The Congressional Budget Office appeared to confirm that assertion in a budgetary analysis of the bill, estimating the EV tax credit would cost the government the equivalent of only about 11,000 vehicles on the market qualifying for it.
By 2030, the credit would only draw on the federal budget by enough to total just over 1 percent of the total vehicles sold in the U.S. last year, according to CBO.
Siding with Manchin could have benefits for U.S. climate action in the longer term by accelerating the creation of a domestic supply chain for electric vehicles, said Jordy Lee, program manager at the Payne Institute for Public Policy at the Colorado School of Mines.
Manchin is right, Lee said, when it comes to the risks of relying on China and other nations for minerals and EV parts.

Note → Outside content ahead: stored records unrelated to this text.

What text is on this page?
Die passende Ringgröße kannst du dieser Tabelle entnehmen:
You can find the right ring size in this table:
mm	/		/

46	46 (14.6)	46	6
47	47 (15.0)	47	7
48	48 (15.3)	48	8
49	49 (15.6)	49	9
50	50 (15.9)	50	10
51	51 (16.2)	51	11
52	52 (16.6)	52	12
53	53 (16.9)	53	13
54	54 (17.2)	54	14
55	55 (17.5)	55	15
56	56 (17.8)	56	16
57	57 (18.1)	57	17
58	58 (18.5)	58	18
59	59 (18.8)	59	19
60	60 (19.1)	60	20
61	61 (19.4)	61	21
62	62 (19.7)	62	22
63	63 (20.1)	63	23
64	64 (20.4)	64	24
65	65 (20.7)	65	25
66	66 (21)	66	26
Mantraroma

“Overall, I think this isn’t a bad thing,” he said.
Still, there is a world Lee imagines where this language boomerangs on climate action by pulling the rug out from under electric car sales.
In that universe, the bill would pass, but auto companies simply wouldn’t be able to move fast enough. Then another shock to their existing supply chains would put electric vehicles further out of reach for middle-class consumers — as was the case after Russia invaded Ukraine (Greenwire, Feb. 24).
“Maybe the world won’t face shortages. Maybe these supply chains won’t be disrupted. Maybe production will increase to meet demand even if the U.S. doesn’t increase production to meet demand. But the reason these minerals are called ‘critical’ is because they’re vulnerable to supply chain disruptions,” Lee said, concluding: “There’s 100 percent a world where that exists.”